Methods: Of 428 patients assessed for eligibility, we enrolled 140 critically ill adult patients who were undergoing mechanical ventilation and were expected to need ventilation for more than 24 h. Patients were randomly assigned in a 1:1 ratio (unblinded) to receive: no sedation (n = 70 patients); or sedation (20 mg/mL propofol for 48 h, 1 mg/mL midazolam thereafter) with daily interruption until awake (n = 70, control group). Both groups were treated with bolus doses of morphine (2.5 or 5 mg). The primary outcome was the number of days without mechanical ventilation in a 28-day period, and we also recorded the length of stay in the intensive care unit (from admission to 28 days) and in hospital (from admission to 90 days). Analysis was by intention to treat. This study is registered with ClinicalTrials.gov, number NCT00466492.

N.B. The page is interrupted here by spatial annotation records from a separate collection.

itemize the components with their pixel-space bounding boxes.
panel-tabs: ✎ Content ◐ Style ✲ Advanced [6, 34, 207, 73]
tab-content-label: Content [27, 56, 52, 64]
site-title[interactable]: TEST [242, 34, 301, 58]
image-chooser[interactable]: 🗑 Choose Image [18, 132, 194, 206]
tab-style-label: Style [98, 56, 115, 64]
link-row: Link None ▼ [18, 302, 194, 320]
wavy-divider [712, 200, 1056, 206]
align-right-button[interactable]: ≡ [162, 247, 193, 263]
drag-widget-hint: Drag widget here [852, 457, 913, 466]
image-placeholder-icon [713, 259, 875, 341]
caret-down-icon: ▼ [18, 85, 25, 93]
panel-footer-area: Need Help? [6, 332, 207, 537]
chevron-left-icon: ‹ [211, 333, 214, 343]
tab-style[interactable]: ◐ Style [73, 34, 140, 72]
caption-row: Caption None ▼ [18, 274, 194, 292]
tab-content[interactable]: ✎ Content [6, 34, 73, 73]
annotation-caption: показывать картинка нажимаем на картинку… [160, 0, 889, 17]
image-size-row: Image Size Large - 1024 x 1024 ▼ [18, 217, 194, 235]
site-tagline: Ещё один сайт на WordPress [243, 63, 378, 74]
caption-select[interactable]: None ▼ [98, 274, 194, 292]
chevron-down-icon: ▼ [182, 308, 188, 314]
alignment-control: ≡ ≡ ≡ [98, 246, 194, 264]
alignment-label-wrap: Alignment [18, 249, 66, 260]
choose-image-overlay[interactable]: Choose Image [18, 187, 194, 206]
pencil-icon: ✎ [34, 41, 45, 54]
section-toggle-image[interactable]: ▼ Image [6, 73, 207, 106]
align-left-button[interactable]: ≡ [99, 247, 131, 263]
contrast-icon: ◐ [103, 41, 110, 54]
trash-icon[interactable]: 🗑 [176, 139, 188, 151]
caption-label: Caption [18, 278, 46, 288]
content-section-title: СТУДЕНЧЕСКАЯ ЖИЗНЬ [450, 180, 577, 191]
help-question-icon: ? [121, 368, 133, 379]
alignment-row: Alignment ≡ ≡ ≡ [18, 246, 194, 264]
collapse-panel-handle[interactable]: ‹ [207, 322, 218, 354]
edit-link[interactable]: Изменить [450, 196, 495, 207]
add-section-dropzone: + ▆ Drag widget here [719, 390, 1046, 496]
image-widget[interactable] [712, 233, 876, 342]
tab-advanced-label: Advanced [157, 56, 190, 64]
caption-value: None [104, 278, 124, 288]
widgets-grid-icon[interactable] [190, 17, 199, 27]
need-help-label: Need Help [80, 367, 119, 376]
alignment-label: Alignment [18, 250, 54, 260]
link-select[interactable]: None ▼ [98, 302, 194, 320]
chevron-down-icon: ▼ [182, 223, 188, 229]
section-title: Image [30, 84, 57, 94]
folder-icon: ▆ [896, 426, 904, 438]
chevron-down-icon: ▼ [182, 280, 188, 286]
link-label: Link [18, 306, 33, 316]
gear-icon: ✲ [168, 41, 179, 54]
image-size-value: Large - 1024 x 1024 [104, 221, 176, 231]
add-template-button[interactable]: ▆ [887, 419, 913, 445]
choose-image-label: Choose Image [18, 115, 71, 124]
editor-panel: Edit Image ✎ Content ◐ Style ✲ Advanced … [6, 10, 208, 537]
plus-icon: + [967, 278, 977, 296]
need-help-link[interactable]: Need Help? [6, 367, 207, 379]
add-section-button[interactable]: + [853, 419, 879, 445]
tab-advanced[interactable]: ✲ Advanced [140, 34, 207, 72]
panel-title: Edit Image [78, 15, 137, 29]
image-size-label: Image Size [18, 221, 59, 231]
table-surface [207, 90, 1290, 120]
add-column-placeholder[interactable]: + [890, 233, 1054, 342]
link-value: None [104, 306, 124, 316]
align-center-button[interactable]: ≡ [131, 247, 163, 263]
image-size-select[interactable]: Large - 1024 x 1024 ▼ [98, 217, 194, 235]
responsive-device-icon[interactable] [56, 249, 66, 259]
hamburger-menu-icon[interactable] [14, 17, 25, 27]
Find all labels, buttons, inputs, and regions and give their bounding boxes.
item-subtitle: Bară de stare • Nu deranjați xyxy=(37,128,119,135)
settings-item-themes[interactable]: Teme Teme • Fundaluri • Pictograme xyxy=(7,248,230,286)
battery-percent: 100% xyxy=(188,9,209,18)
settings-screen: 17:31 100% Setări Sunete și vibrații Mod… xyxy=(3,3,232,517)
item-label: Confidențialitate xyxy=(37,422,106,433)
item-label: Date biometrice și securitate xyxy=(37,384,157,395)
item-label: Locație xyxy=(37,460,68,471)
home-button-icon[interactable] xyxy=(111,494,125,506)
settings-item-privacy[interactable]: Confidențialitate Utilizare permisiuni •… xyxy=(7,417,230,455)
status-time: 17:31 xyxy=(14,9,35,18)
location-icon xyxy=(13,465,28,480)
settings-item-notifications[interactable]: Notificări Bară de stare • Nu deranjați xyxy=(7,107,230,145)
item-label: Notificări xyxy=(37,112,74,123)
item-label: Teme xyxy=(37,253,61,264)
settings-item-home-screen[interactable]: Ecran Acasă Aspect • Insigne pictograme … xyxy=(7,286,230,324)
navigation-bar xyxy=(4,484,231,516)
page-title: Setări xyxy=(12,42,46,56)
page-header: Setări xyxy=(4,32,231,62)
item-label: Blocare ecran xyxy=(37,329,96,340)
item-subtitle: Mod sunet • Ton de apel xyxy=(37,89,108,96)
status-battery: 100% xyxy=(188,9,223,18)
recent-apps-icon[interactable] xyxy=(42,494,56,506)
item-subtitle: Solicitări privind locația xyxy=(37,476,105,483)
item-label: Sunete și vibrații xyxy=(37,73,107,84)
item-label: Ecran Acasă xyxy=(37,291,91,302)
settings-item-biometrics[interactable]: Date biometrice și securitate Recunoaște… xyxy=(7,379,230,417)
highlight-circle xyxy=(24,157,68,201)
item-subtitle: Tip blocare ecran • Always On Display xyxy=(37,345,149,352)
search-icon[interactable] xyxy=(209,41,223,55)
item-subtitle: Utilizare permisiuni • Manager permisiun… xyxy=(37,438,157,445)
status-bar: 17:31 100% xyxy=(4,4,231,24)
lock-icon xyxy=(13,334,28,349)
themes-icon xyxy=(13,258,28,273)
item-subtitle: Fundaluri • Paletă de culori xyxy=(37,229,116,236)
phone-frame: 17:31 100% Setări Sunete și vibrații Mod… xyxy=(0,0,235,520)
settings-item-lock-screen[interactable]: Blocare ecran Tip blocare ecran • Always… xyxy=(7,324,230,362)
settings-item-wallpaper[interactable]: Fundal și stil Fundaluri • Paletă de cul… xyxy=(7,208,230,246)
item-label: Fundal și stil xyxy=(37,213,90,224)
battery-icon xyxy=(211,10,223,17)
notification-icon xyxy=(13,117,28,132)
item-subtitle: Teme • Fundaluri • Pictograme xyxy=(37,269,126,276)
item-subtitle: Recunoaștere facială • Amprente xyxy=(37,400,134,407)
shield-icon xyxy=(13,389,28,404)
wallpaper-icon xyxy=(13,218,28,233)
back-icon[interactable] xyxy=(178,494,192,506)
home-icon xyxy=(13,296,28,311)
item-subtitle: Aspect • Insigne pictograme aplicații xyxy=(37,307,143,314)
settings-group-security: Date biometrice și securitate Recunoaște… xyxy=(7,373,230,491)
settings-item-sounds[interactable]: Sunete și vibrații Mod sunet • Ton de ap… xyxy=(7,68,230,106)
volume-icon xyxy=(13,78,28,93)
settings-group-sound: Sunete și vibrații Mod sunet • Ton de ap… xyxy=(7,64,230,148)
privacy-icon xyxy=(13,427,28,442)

Findings: 27 patients died or were successfully extubated within 48 h, and, as per our study design, were excluded from the study and statistical analysis. Patients receiving no sedation had significantly more days without ventilation (n = 55; mean 13.8 days, SD 11.0) than did those receiving interrupted sedation (n = 58; mean 9.6 days, SD 10.0; mean difference 4.2 days, 95% CI 0.3–8.1; p = 0.0191). No sedation was also associated with a shorter stay in the intensive care unit (HR 1.86, 95% CI 1.05–3.23; p = 0.0316), and, for the first 30 days studied, in hospital (3.57, 1.52–9.09; p = 0.0039), than was interrupted sedation. No difference was recorded in the occurrences of accidental extubations, the need for CT or MRI brain scans, or ventilator-associated pneumonia. Agitated delirium was more frequent in the intervention group than in the control group (n = 11, 20% vs. n = 4, 7%; p = 0.0400).

Interpretation: No sedation of critically ill patients receiving mechanical ventilation is associated with an increase in days without ventilation. A multicentre study is needed to establish whether this effect can be reproduced in other facilities.